Elle est de retour !
Tout en moi crie que cette fois on va gagner. Ce n’est pas un exercice. Mais ce n’est pas dangereux. On est prêts. On ne va pas se taire parce qu’on est plus intelligent et que ça lui plaît pas. On n’a plus l’âge de laisser les brutes gagner. Surtout depuis que le rapport de force s’est inversé et que les affrontements sont devenus verbaux.
Je me suis promis à moi-même, après le collège de ne plus jamais me laisser faire. Au collège j’avais peur qu’on me tape. Puisque c’est comme ça que se réglaient les confrontations. Mais cette époque est passée.

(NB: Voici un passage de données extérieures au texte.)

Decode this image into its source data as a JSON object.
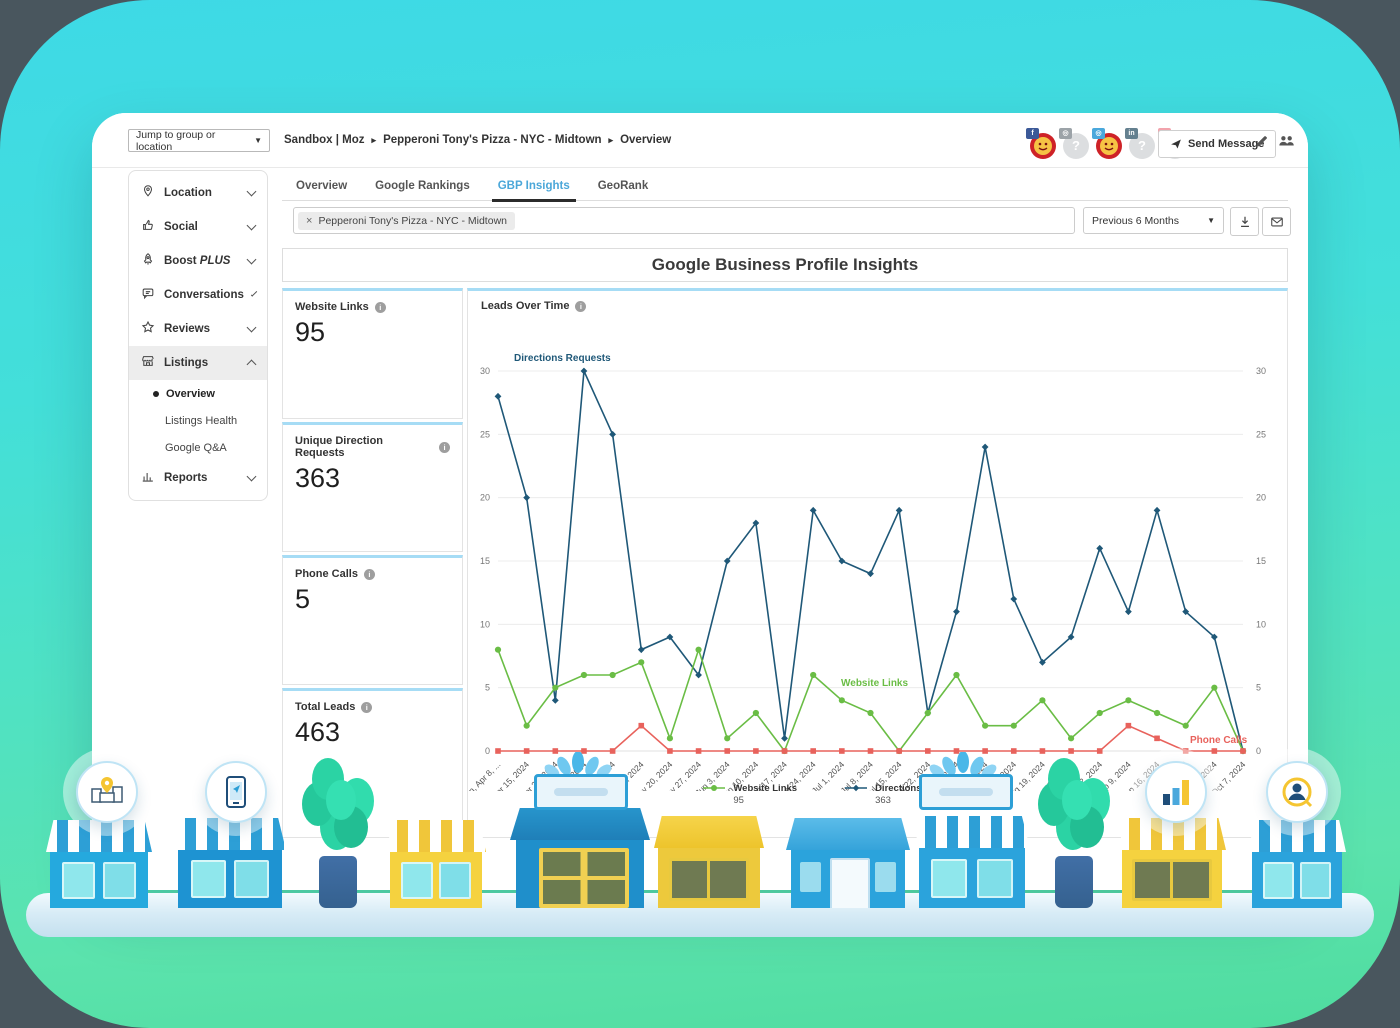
{
  "topbar": {
    "jump_select": "Jump to group or location",
    "breadcrumb": [
      "Sandbox | Moz",
      "Pepperoni Tony's Pizza - NYC - Midtown",
      "Overview"
    ],
    "send_message_label": "Send Message",
    "avatars": [
      {
        "kind": "pizza-logo",
        "network": "facebook",
        "badge_glyph": "f",
        "badge_color": "#3B5998"
      },
      {
        "kind": "placeholder",
        "glyph": "?",
        "network": "instagram",
        "badge_glyph": "",
        "badge_color": "#9CA3A8"
      },
      {
        "kind": "pizza-logo",
        "network": "twitter",
        "badge_glyph": "",
        "badge_color": "#4AA8DC"
      },
      {
        "kind": "placeholder",
        "glyph": "?",
        "network": "linkedin",
        "badge_glyph": "in",
        "badge_color": "#64808F"
      },
      {
        "kind": "placeholder",
        "glyph": "?",
        "network": "instagram",
        "badge_glyph": "",
        "badge_color": "#F2A3AC"
      }
    ]
  },
  "sidebar": {
    "items": [
      {
        "label": "Location",
        "icon": "pin"
      },
      {
        "label": "Social",
        "icon": "thumb"
      },
      {
        "label": "Boost",
        "plus": "PLUS",
        "icon": "rocket"
      },
      {
        "label": "Conversations",
        "icon": "chat"
      },
      {
        "label": "Reviews",
        "icon": "star"
      },
      {
        "label": "Listings",
        "icon": "store",
        "active": true,
        "expanded": true,
        "children": [
          {
            "label": "Overview",
            "active": true
          },
          {
            "label": "Listings Health"
          },
          {
            "label": "Google Q&A"
          }
        ]
      },
      {
        "label": "Reports",
        "icon": "bar-chart"
      }
    ]
  },
  "tabs": [
    {
      "label": "Overview"
    },
    {
      "label": "Google Rankings"
    },
    {
      "label": "GBP Insights",
      "active": true
    },
    {
      "label": "GeoRank"
    }
  ],
  "filters": {
    "chip_remove": "×",
    "location_chip": "Pepperoni Tony's Pizza - NYC - Midtown",
    "date_range": "Previous 6 Months"
  },
  "page_title": "Google Business Profile Insights",
  "stats": [
    {
      "label": "Website Links",
      "value": "95"
    },
    {
      "label": "Unique Direction Requests",
      "value": "363"
    },
    {
      "label": "Phone Calls",
      "value": "5"
    },
    {
      "label": "Total Leads",
      "value": "463"
    }
  ],
  "chart_data": {
    "type": "line",
    "title": "Leads Over Time",
    "x": [
      "Mon, Apr 8, ...",
      "Mon, Apr 15, 2024",
      "Mon, Apr 22, 2024",
      "Mon, Apr 29, 2024",
      "Mon, May 6, 2024",
      "Mon, May 13, 2024",
      "Mon, May 20, 2024",
      "Mon, May 27, 2024",
      "Mon, Jun 3, 2024",
      "Mon, Jun 10, 2024",
      "Mon, Jun 17, 2024",
      "Mon, Jun 24, 2024",
      "Mon, Jul 1, 2024",
      "Mon, Jul 8, 2024",
      "Mon, Jul 15, 2024",
      "Mon, Jul 22, 2024",
      "Mon, Jul 29, 2024",
      "Mon, Aug 5, 2024",
      "Mon, Aug 12, 2024",
      "Mon, Aug 19, 2024",
      "Mon, Aug 26, 2024",
      "Mon, Sep 2, 2024",
      "Mon, Sep 9, 2024",
      "Mon, Sep 16, 2024",
      "Mon, Sep 23, 2024",
      "Mon, Sep 30, 2024",
      "Mon, Oct 7, 2024"
    ],
    "ylim": [
      0,
      30
    ],
    "yticks": [
      0,
      5,
      10,
      15,
      20,
      25,
      30
    ],
    "grid": true,
    "series": [
      {
        "name": "Directions Requests",
        "color": "#1F5878",
        "marker": "diamond",
        "values": [
          28,
          20,
          4,
          30,
          25,
          8,
          9,
          6,
          15,
          18,
          1,
          19,
          15,
          14,
          19,
          3,
          11,
          24,
          12,
          7,
          9,
          16,
          11,
          19,
          11,
          9,
          0
        ]
      },
      {
        "name": "Website Links",
        "color": "#6ABD45",
        "marker": "circle",
        "values": [
          8,
          2,
          5,
          6,
          6,
          7,
          1,
          8,
          1,
          3,
          0,
          6,
          4,
          3,
          0,
          3,
          6,
          2,
          2,
          4,
          1,
          3,
          4,
          3,
          2,
          5,
          0
        ]
      },
      {
        "name": "Phone Calls",
        "color": "#E8625C",
        "marker": "square",
        "values": [
          0,
          0,
          0,
          0,
          0,
          2,
          0,
          0,
          0,
          0,
          0,
          0,
          0,
          0,
          0,
          0,
          0,
          0,
          0,
          0,
          0,
          0,
          2,
          1,
          0,
          0,
          0
        ]
      }
    ],
    "annotations": [
      "Directions Requests",
      "Website Links",
      "Phone Calls"
    ],
    "legend_position": "bottom-center",
    "legend": [
      {
        "name": "Website Links",
        "value": "95",
        "series": 1
      },
      {
        "name": "Directions Request",
        "value": "363",
        "series": 0
      }
    ]
  },
  "colors": {
    "tab_active": "#4BA7D9",
    "card_accent": "#A6DCF5",
    "line_blue": "#1F5878",
    "line_green": "#6ABD45",
    "line_red": "#E8625C"
  }
}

Cette époque est passée également avec mes parents. Je ne suis plus un enfant. Des guerres j’en ai menées, des guerres j’en ai gagnées. Contre des brutes bien plus coriaces. Aucune chance qu’elle s’en sorte.
Surtout qu’une guerre, j’en ai aussi perdue. L’an dernier. Contre une brute qui m’a fait taire en utilisant le chantage au licenciement. Pas le mien. Ça m’aurait rien fait. Non, il a menacé de mettre au chômage mes 15 collègues en plus de moi. Et ça a marché… il m’a fait taire.
Et… j’ai fait une dépression quelques mois après. Parce que quand on ne répond pas à l’injustice on finit par retourner la colère contre soi-même. En tout cas c’est ce que m’a expliqué un psy dans un livre.
Se taire est extrêmement coûteux en estime de soi. Pour moi en tout cas. Je ne sais que répondre ou m’aimer un peu moins.
Ce n’est pas une option. Je vais lui répondre et l’abattre en plein vol.
Je la regarde crier et je n’en crois pas mes oreilles, je n’en crois pas mes yeux. Je pensais que cette personne avait disparu il a presque 20 ans, quand sa mère est morte.
Alors, je vois quoi ? Un zombie ? Un fantôme ? Une résurrection ?
Peu importe ce qu’elle est : je vais la guillotiner.